O ministro Luiz Henrique Mandetta passou a semana
constrangido, tentando equilibrar-se entre as recomendações dos técnicos de sua
pasta e a posição do presidente Jair Bolsonaro pelo fim do isolamento,
expressada em rede nacional na terça-feira. Já o chefe não viu problemas em
desautorizar o subordinado.
Mandetta declarou novamente no sábado ser a favor do
distanciamento social e de medidas restritivas, e no domingo Bolsonaro fez um
passeio pelo comércio de rua em cidades-satélites de Brasília. As imagens pesam
bem mais que palavras lidas no teleprompter em pronunciamentos em cadeia de
rádio e TV.
O tour presidencial fará recrudescer especulações sobre uma
demissão do ministro. O descompasso entre o presidente e Mandetta agrava um
quadro em que o Bolsonaro vive às turras com os governadores. Até um dos mais
próximos, Ronaldo Caiado, de Goiás, importante na indicação de Mandetta, rompeu
com o presidente. A desarticulação de quem precisa organizar com urgência uma
operação de contenção de uma catástrofe num país continental é alarmante, mas
não é a única consequência ruim do passeio.
As imagens confundem a população. O cidadão liga a televisão
e vê o mundo em quarentena, a tragédia já avançada em muitos países. O
presidente pede para que saiam às ruas, mas o governador anuncia que a polícia
coibirá quem descumprir o isolamento. Há contradição no próprio passeio de
domingo: o “isolamento vertical” defendido por Bolsonaro faria com que ele, aos
65 anos, permanecesse em casa.
O presidente joga com a corrida entre qual tragédia terá
efeitos de prazo mais imediato: a escalada da fome nos bolsões mais pobres pela
interrupção da circulação de dinheiro ou a multiplicação de mortes pelo avanço
do vírus.
Há um aspecto cruel nessa dinâmica. A população mais humilde
é a que sofre mais a curto prazo, e de forma mais devastadora, o efeito da
supressão de recursos em circulação. É, também, a que tem menos acesso à
informação para identificar a irresponsabilidade do presidente.

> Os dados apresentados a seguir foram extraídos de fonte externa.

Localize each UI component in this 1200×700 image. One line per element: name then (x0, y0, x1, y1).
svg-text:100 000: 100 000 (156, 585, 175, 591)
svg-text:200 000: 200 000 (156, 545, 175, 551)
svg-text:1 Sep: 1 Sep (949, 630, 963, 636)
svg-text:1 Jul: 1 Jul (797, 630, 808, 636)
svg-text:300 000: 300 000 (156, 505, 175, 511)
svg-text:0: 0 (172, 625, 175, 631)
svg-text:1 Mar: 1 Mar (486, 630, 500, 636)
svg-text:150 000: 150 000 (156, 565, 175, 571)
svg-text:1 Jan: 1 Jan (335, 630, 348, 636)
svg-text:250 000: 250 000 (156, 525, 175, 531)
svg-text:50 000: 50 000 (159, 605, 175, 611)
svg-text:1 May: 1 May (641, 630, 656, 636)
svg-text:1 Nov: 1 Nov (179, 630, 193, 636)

Sair às ruas para “evitar a fome antes de evitar o vírus” é
um falso dilema. O caminho possível para desatar esse nó — reconhecido pelos
demais governantes e pelos economistas — é a injeção de dinheiro nas pessoas e
empresas para suavizar o impacto do necessário isolamento. Possibilidade que
está ao alcance apenas do governo federal.